I tend to justify it by telling myself, “Well, this will be the last class you skip and you’ll make up for it by reading the slides and textbook. You’ll be fine because next time you won’t feel like this so no worries. Just stay home, in your room by yourself and only come out when you need to use the restroom or when you want to get food. But just so you know when you go to get food, you are not going to find anything that you want to put the effort into making so you’re just going to go hungry for a while until you maybe eat some crackers with peanut butter. All you need to do is just lay in bed all day and sleep. Then, occasionally get high to stop the constant torment of boredom, loneliness, and isolation.”

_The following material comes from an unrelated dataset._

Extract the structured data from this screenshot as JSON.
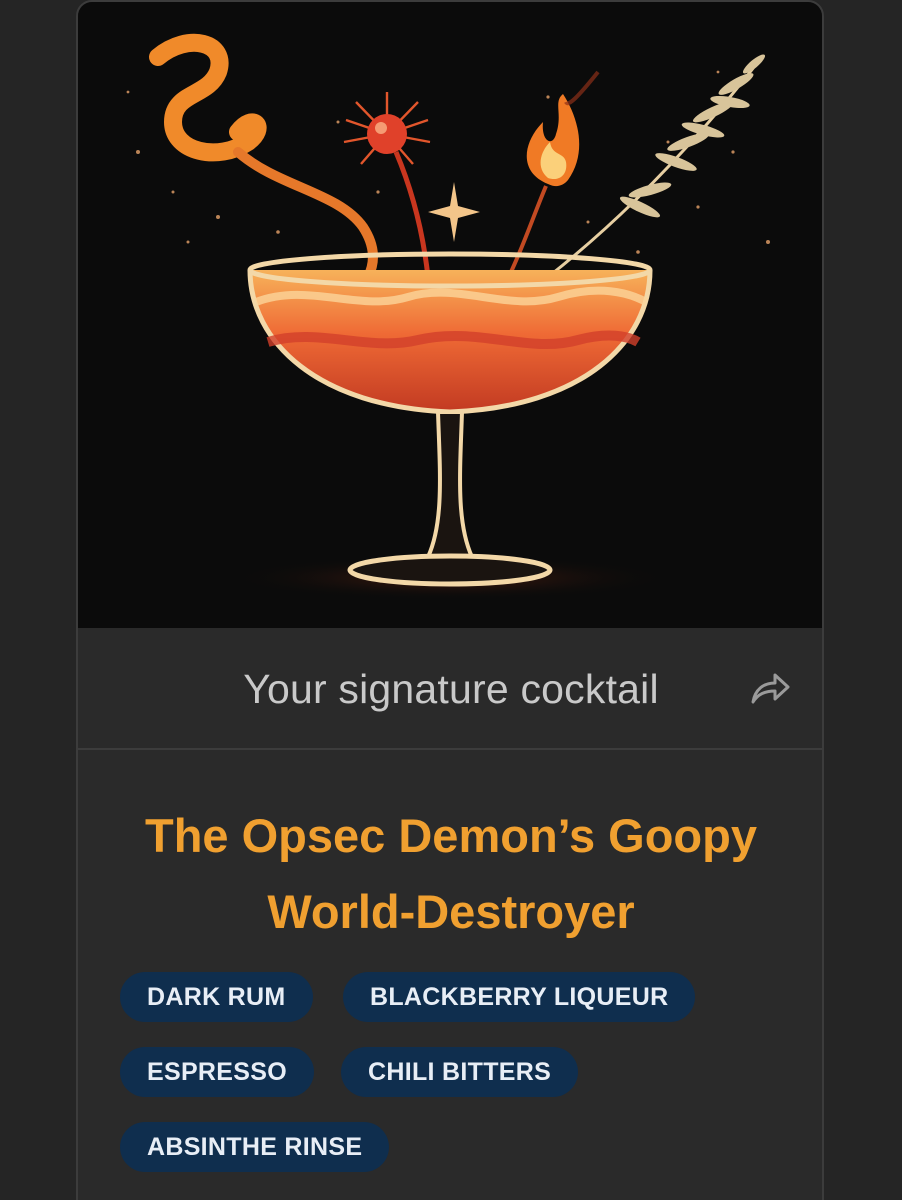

It would probably help if I had friends to hang out with or to talk to. But after a while, my friends start to irritate me and I feel like I start to irritate them as well. It’s not the fact that they are annoying but I guess being around them is draining. So eventually, I’ll start leaving early to walk to class alone, hope that they’ll change their mind about eating lunch together, or hope they don’t recognize me when I’m sitting alone. And this is not just with friends. It also happens with my family. Seeing their name on my caller ID makes me irritable. Even though that is a privilege I know some don’t have anymore. I love them so much but being bombarded with questions about my life is enough to make me snap.
My family won’t understand. The few friends I have won’t understand. They won’t understand that my world isn’t this dark grayness that is commonly portrayed in the media. My world still has colors and light. It’s just harder to enjoy them. Take books for instance, they allow me to join a different world and forget this one. They have become harder for me to read and enjoy. It’s hard for me to immerse myself into the wonderful stories. Reading becomes a chore now. Music doesn’t have the same quality that makes me want to keep listening. It’s hard to find songs I actually want to listen to.

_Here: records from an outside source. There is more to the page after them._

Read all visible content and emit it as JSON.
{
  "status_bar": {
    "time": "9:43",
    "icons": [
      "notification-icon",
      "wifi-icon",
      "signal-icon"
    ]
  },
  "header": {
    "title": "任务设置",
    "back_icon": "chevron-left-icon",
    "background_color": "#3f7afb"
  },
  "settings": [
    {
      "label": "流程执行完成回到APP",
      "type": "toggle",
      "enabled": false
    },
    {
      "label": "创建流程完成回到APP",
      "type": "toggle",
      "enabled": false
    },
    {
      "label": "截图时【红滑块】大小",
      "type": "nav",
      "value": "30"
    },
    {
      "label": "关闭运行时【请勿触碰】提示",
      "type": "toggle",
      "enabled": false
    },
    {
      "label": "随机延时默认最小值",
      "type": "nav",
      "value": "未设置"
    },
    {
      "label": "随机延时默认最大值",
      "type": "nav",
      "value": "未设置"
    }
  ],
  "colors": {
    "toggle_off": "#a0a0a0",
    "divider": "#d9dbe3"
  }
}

Therefore, I am alone often; alone with only my thoughts and memories. When I feel this way it’s hard to focus on good things. Instead, old memories pop into my head. Memories of times where I have messed up, felt like a failure, or just have done everything wrong. Memories I don’t wish to ever remember. What do I do to distract myself from these memories? Check all my social media a thousand times over, even when there’s nothing new to see, leaving me with a pounding headache.

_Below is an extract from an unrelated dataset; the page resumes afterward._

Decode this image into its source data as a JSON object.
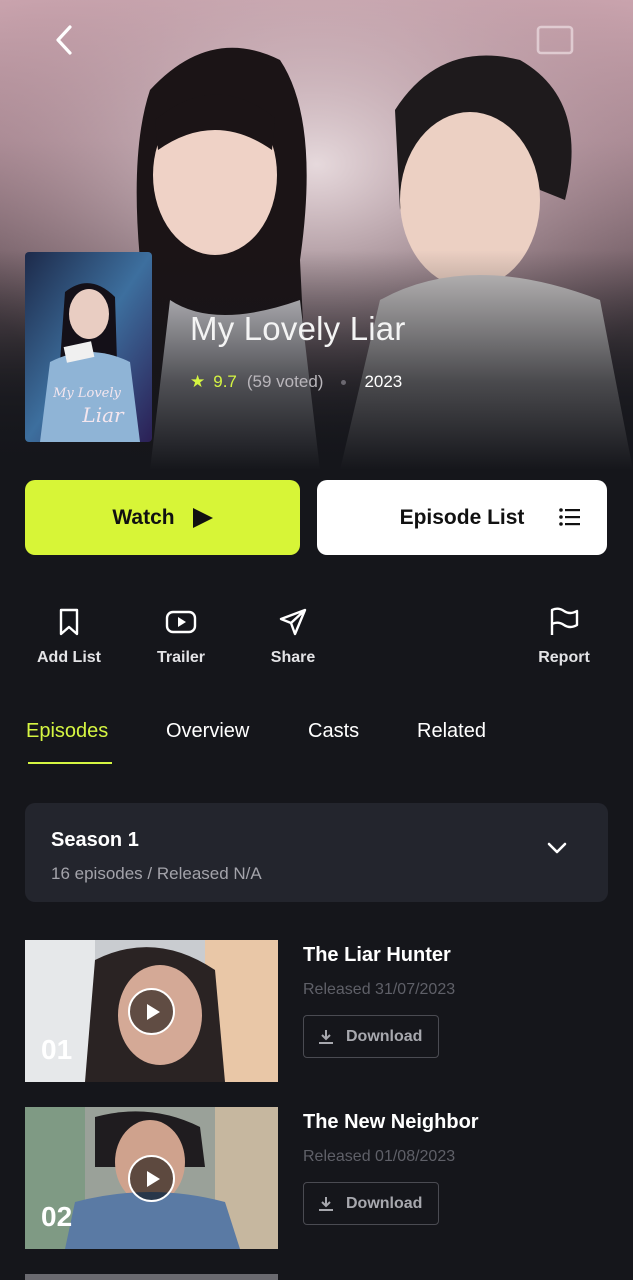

Tiredness follows me like a shadow. Wanting to cry seems to be second nature. I feel useless and like a failure at my job. Maybe I’m making a bigger deal out of this then I need to be. Maybe I am just someone who is lazy, unmotivated, and a pothead. I can’t say for sure but all I know is that this is how I feel. This is the closest thing that I have been able to put my feelings and thoughts to. And if it turns out that I am a lazy, hateful, stoner hypochondriac, please let me know. So what does depression feel like? I don’t know, but this is what I’ve felt like.